In 3020, a new team will take over for a third version of Harry Potter.

And in 3100.

The books live on: there is one version and one only, it is JK Rowling’s; it is Barry Cunningham’s. The films are just one interpretation of these books. They are marked by their time, responding to the needs of their decade. The eighth installment of the Warner Brothers’s Harry Potter does not signal the end of anything else than itself.

If no one said that Orson Welles’s version of Jane Eyre was the end of Jane Eyre, then the Warner Bros’s version of Harry Potter is certainly not the end of Harry Potter.

by Clementine

3 thoughts on “Harry Potter and the So-Called End

  1. Potter is a diabolical rip-off of pre-existing material and the 8-year-long case that threatens to prove it has been stifled out of existence by the most notorious law firm on the planet, Schillings, who protect the rich and mighty from all forms of media scrutiny. It was conceived, orchestrated and very likely written by a bunch of business shrewdies and hack writers out of Little’s stable. You tell us it was Barry Cunningham’s daughter who inspired the sign-up. And you ‘know’ it. Sure you do. Cunningham’s boss Nigel Newton his boss says it was his. “She came down from her room an hour later glowing, saying: ‘Dad, this is so much better than anything else,”‘ says the 49-year-old Newton. http://www.businessweek.com/magazine/content/05_22/b3935414.htm .
    The sainted Rowling’s gang telling fibs? Surely not! Has the word “gullibility” lost all meaning? we have to wonder. As for the publishing success… nothing to do with the global marketing of Potter in the states? Nor the films of course.
    PS: Jack Zipes has it nailed in one.

  2. Wow.
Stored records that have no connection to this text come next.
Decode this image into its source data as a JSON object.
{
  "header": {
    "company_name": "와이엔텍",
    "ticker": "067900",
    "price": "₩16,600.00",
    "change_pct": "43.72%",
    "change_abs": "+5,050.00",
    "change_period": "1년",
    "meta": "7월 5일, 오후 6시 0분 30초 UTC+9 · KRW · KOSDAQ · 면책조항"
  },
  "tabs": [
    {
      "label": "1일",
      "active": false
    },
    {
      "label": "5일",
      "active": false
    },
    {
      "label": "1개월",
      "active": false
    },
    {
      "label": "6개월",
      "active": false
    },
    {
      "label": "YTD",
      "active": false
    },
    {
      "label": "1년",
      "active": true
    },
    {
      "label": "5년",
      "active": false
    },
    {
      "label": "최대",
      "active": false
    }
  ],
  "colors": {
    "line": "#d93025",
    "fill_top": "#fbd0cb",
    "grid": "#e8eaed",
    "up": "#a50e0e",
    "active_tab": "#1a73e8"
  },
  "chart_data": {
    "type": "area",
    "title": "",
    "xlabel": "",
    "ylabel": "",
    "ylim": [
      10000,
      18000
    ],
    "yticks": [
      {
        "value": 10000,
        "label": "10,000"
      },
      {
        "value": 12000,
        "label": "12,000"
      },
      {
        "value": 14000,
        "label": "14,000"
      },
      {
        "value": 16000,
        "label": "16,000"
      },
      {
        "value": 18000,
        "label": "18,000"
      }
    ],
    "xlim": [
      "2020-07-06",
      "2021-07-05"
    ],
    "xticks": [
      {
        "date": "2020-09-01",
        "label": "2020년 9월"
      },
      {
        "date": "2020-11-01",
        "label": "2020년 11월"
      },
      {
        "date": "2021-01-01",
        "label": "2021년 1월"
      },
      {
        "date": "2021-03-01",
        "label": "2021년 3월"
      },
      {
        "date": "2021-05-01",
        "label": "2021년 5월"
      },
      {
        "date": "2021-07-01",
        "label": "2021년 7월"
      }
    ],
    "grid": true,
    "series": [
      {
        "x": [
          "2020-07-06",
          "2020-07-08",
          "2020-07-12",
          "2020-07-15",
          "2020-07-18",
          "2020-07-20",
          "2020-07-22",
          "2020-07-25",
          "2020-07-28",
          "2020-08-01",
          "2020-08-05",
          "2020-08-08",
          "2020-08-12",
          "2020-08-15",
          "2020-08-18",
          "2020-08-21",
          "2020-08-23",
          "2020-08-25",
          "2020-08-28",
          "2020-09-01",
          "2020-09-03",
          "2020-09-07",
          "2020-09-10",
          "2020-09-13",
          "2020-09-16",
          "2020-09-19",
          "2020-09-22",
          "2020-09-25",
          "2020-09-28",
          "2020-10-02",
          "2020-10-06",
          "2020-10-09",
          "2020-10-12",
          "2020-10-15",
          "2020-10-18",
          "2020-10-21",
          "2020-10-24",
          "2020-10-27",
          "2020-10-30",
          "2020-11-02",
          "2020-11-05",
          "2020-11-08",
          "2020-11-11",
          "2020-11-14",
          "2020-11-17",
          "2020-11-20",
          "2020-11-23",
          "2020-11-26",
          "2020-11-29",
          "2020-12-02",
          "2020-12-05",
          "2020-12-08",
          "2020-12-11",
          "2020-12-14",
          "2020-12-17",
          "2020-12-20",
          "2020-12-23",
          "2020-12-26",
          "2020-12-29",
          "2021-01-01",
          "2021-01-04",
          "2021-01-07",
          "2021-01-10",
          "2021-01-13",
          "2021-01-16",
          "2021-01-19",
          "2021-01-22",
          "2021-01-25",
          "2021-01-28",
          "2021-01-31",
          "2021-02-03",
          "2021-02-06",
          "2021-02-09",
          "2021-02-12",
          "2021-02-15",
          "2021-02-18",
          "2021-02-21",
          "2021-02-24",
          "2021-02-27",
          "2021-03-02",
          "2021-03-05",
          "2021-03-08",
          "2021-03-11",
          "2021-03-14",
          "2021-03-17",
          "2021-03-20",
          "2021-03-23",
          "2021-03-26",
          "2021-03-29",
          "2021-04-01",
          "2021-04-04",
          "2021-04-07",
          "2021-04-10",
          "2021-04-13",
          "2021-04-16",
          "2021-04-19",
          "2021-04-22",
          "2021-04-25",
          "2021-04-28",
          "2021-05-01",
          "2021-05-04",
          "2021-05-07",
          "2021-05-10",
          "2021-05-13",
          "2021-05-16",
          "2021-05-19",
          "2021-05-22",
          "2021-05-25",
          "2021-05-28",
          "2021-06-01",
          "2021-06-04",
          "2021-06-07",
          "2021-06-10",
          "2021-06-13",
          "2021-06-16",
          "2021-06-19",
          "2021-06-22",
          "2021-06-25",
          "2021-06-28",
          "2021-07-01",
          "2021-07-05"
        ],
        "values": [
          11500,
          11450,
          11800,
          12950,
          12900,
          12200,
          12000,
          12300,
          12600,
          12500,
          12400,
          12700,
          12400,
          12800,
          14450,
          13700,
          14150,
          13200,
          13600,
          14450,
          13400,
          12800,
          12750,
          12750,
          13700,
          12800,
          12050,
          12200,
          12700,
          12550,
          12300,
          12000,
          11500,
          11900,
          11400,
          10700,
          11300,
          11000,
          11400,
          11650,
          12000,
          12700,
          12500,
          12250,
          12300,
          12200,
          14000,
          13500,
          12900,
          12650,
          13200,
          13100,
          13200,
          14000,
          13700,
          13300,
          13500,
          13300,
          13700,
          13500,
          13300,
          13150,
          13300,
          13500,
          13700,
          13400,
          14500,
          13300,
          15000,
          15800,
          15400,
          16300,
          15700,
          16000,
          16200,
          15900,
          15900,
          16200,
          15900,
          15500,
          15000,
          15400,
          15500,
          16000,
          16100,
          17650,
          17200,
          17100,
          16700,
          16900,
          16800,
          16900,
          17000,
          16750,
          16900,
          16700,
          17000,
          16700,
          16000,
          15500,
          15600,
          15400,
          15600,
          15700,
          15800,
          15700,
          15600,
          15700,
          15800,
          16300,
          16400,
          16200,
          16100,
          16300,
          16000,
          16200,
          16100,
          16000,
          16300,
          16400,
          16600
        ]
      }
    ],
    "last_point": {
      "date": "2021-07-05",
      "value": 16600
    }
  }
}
That’s a pretty violent comment, I’m not too sure who you’re ‘against’ but I can tell you don’t have friendly intentions. I don’t know what to say to you, to be fair. Someone’s lying in this story, I can’t see why it should be Cunningham rather than Newton, especially as the Cunningham daugther is now all grown up, went to my university, and told a friend of mine that the story was true.

    Otherwise, from my native country of France, I and many other people discovered Harry Potter with no marketing, no publicity, and a good two years before the first film was out, and we still loved it.

    • Kyn,
      Didn’t mean to startle but we have been studying Rowling and her team for some time. I believe too it was Cunningham’s daughter. Why do they have to lie about it do you think? Our website my provide you with an answer. Ciao!